ILO-en-strap
NORMLEX
Information System on International Labour Standards

Solicitud directa (CEACR) - Adopción: 2016, Publicación: 106ª reunión CIT (2017)

Convenio sobre la libertad sindical y la protección del derecho de sindicación, 1948 (núm. 87) - Filipinas (Ratificación : 1953)

Visualizar en: Francés - EspañolVisualizar todo

Article 2 of the Convention. Registration requirements for trade unions in the public sector. With regard to the allegations of the Center for United and Progressive Labor (SENTRO) that the requirements for union registration in the public sector are overly stringent, the Committee had requested the Government to provide information on any developments with regard to their review. The Committee notes the Government’s indication that the technical working group of the tripartite Public Sector Labour-Management Council (PSLMC) is finalizing the proposed amendment to the Implementing Rules and Regulations of Executive Order No. 180, which reduces the signature support requirement to 10 per cent of the rank-and-file employees in the organizational unit, and will then submit it to the PSLMC for its approval. Considering that a 10 per cent requirement may still obstruct the right of workers to form trade unions, in particular in large organizational units, the Committee requests the Government to provide information on any developments regarding the review of registration requirements for trade unions in the public sector, in particular the extent to which the requirements viewed as onerous by the SENTRO are being streamlined, and to provide a copy of any new regulations adopted.
Article 3. Right of workers’ organizations to organize their administration and activities and to formulate their programmes without interference by the public authorities.
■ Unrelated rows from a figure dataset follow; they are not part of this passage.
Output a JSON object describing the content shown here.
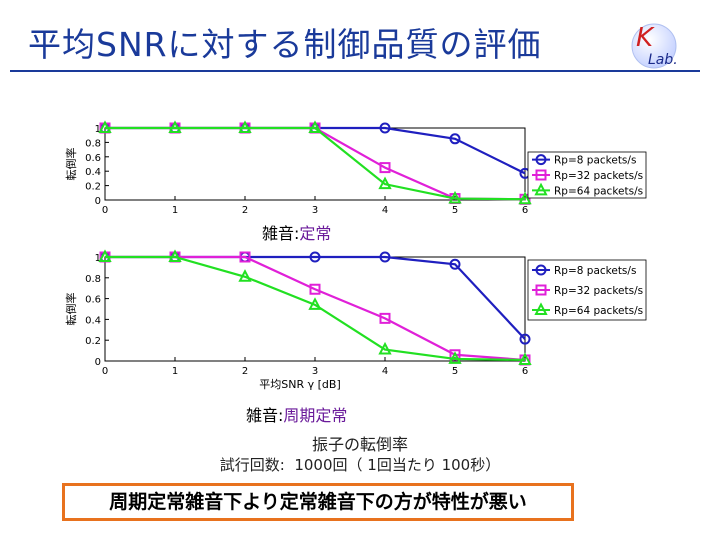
{
  "slide": {
    "title": "平均SNRに対する制御品質の評価",
    "logo": {
      "main": "K",
      "sub": "Lab."
    },
    "noise_label_1": {
      "key": "雑音:",
      "value": "定常"
    },
    "noise_label_2": {
      "key": "雑音:",
      "value": "周期定常"
    },
    "description_line1": "振子の転倒率",
    "description_line2": "試行回数:  1000回（ 1回当たり 100秒）",
    "conclusion": "周期定常雑音下より定常雑音下の方が特性が悪い"
  },
  "chart_data": [
    {
      "type": "line",
      "x": [
        0,
        1,
        2,
        3,
        4,
        5,
        6
      ],
      "xlim": [
        0,
        6
      ],
      "ylim": [
        0,
        1
      ],
      "xlabel": "",
      "ylabel": "転倒率",
      "xticks": [
        "0",
        "1",
        "2",
        "3",
        "4",
        "5",
        "6"
      ],
      "yticks": [
        "0",
        "0.2",
        "0.4",
        "0.6",
        "0.8",
        "1"
      ],
      "legend_position": "right",
      "series": [
        {
          "name": "Rp=8 packets/s",
          "color": "#1f1fbf",
          "marker": "circle",
          "values": [
            1,
            1,
            1,
            1,
            1,
            0.85,
            0.37
          ]
        },
        {
          "name": "Rp=32 packets/s",
          "color": "#e020d8",
          "marker": "square",
          "values": [
            1,
            1,
            1,
            1,
            0.45,
            0.02,
            0.01
          ]
        },
        {
          "name": "Rp=64 packets/s",
          "color": "#22e022",
          "marker": "triangle",
          "values": [
            1,
            1,
            1,
            1,
            0.22,
            0.02,
            0.01
          ]
        }
      ]
    },
    {
      "type": "line",
      "x": [
        0,
        1,
        2,
        3,
        4,
        5,
        6
      ],
      "xlim": [
        0,
        6
      ],
      "ylim": [
        0,
        1
      ],
      "xlabel": "平均SNR γ [dB]",
      "ylabel": "転倒率",
      "xticks": [
        "0",
        "1",
        "2",
        "3",
        "4",
        "5",
        "6"
      ],
      "yticks": [
        "0",
        "0.2",
        "0.4",
        "0.6",
        "0.8",
        "1"
      ],
      "legend_position": "right",
      "series": [
        {
          "name": "Rp=8 packets/s",
          "color": "#1f1fbf",
          "marker": "circle",
          "values": [
            1,
            1,
            1,
            1,
            1,
            0.93,
            0.21
          ]
        },
        {
          "name": "Rp=32 packets/s",
          "color": "#e020d8",
          "marker": "square",
          "values": [
            1,
            1,
            1,
            0.69,
            0.41,
            0.06,
            0.01
          ]
        },
        {
          "name": "Rp=64 packets/s",
          "color": "#22e022",
          "marker": "triangle",
          "values": [
            1,
            1,
            0.81,
            0.54,
            0.11,
            0.02,
            0.01
          ]
        }
      ]
    }
  ]
}
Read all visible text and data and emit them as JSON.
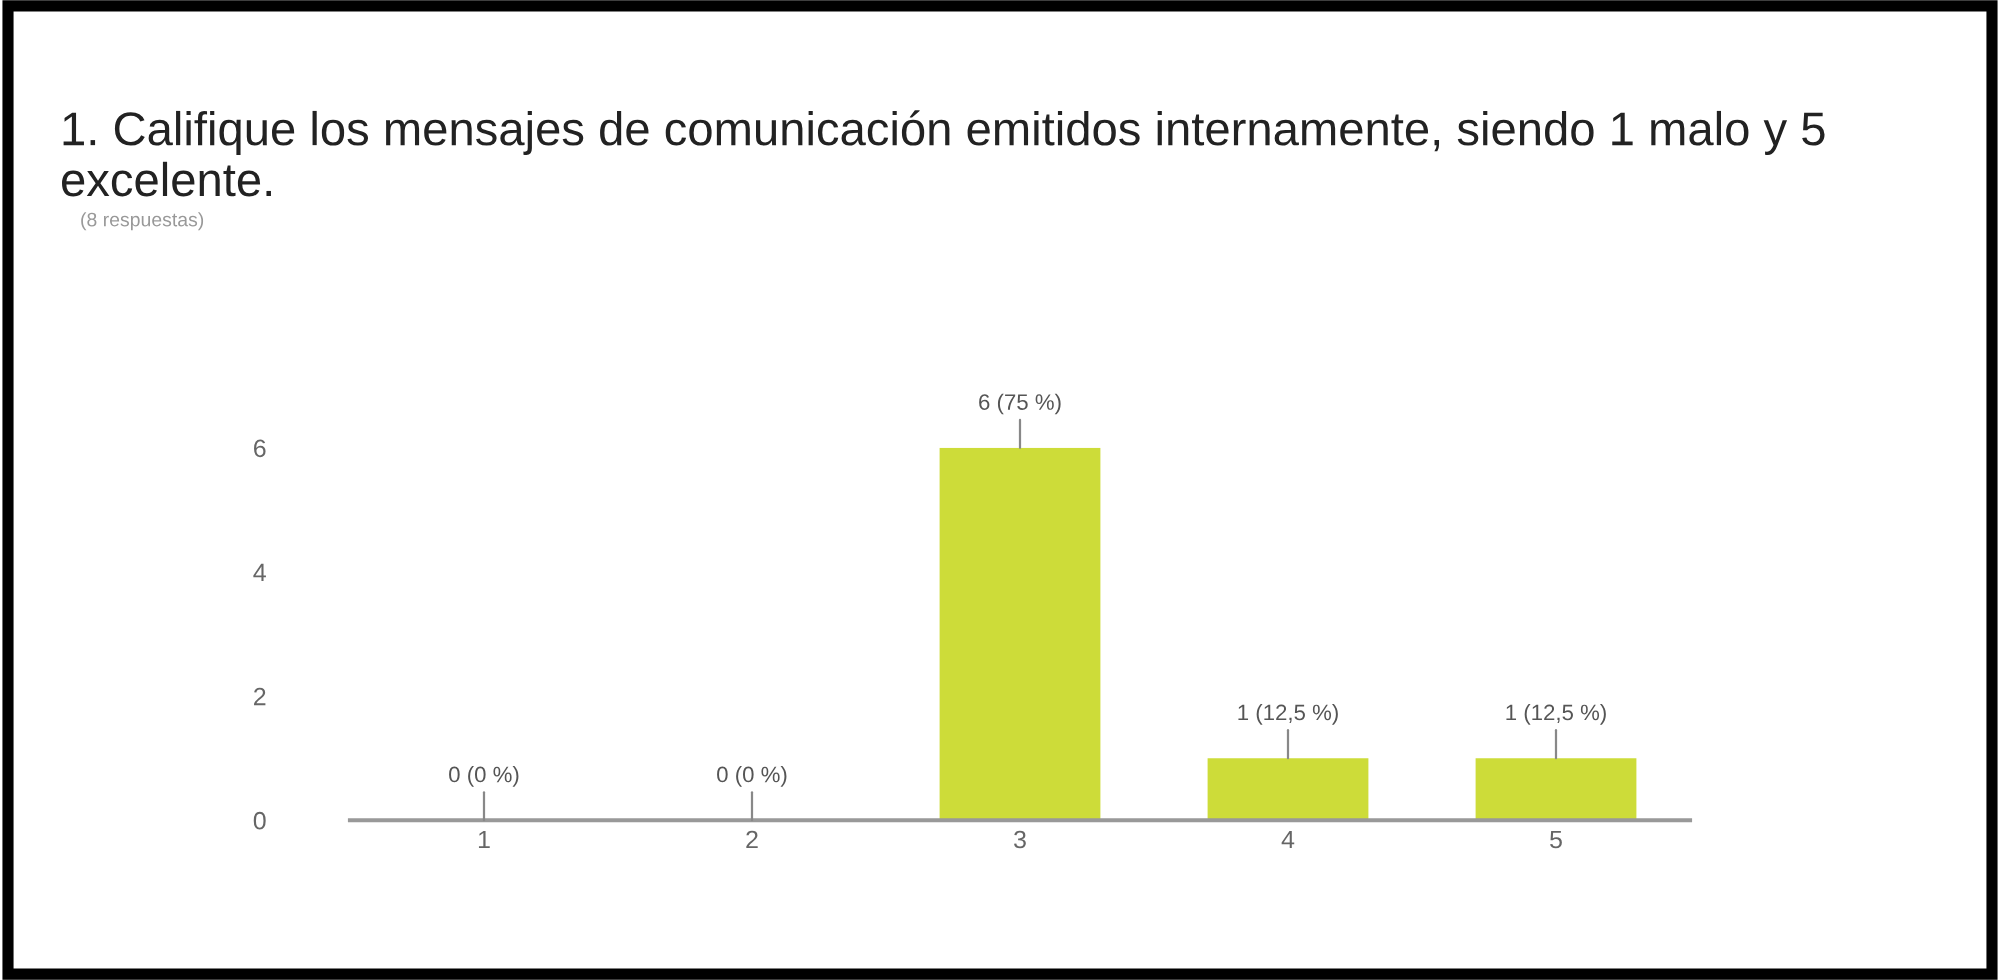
{
  "chart_data": {
    "type": "bar",
    "title": "1. Califique los mensajes de comunicación emitidos internamente, siendo 1 malo y 5 excelente.",
    "subtitle": "(8 respuestas)",
    "categories": [
      "1",
      "2",
      "3",
      "4",
      "5"
    ],
    "values": [
      0,
      0,
      6,
      1,
      1
    ],
    "color": "#cddc39",
    "value_labels": [
      "0 (0 %)",
      "0 (0 %)",
      "6 (75 %)",
      "1 (12,5 %)",
      "1 (12,5 %)"
    ],
    "ylim": [
      0,
      6
    ],
    "yticks": [
      0,
      2,
      4,
      6
    ],
    "grid": false,
    "legend": false
  }
}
The Committee previously noted that, under section 226 (now renumbered to section 232) of the Labour Code, the Bureau of Labor Relations (BLR) and the Labor Divisions in the Department of Labor and Employment (DOLE) regional offices, have the authority to act, either at their own initiative or upon request of either or both parties, on all inter-union and intra-union conflicts, and all disputes, grievances or problems arising from or affecting labour-management relations in all workplaces, except those arising from the implementation or interpretation of collective bargaining agreements. The Committee requested the Government to provide further information on the application of the above provision of the Labour Code in practice. The Committee notes the Government’s indication that: (i) section 232 is subject to the provisions of Act No. 10396, which institutionalizes the Single Entry Approach Program [SEnA] in all DOLE offices to de-judicialize the dispute settlement procedures and requires that all issues arising from labour and employment, including inter union and intra-union disputes (examples provided by the Government), be subject to 30-day mandatory conciliation-mediation; (ii) as of 31 March 2016, all filed inter- or intra-union disputes are initiated by union officers, members or employees, and there is no recorded inter- or intra-union dispute initiated by the BLR or the DOLE regional offices; and (iii) if the inter- and intra-union disputes are not settled, the cases shall be resolved by the BLR or the mediator arbiter in the regional offices. The Committee requests the Government to provide further details in relation to the procedure followed in the event that a dispute has not been settled during the 30-day mandatory conciliation-mediation, in order for the Committee to be able to assess the circumstances in which recourse to this mechanism might result in compulsory arbitration.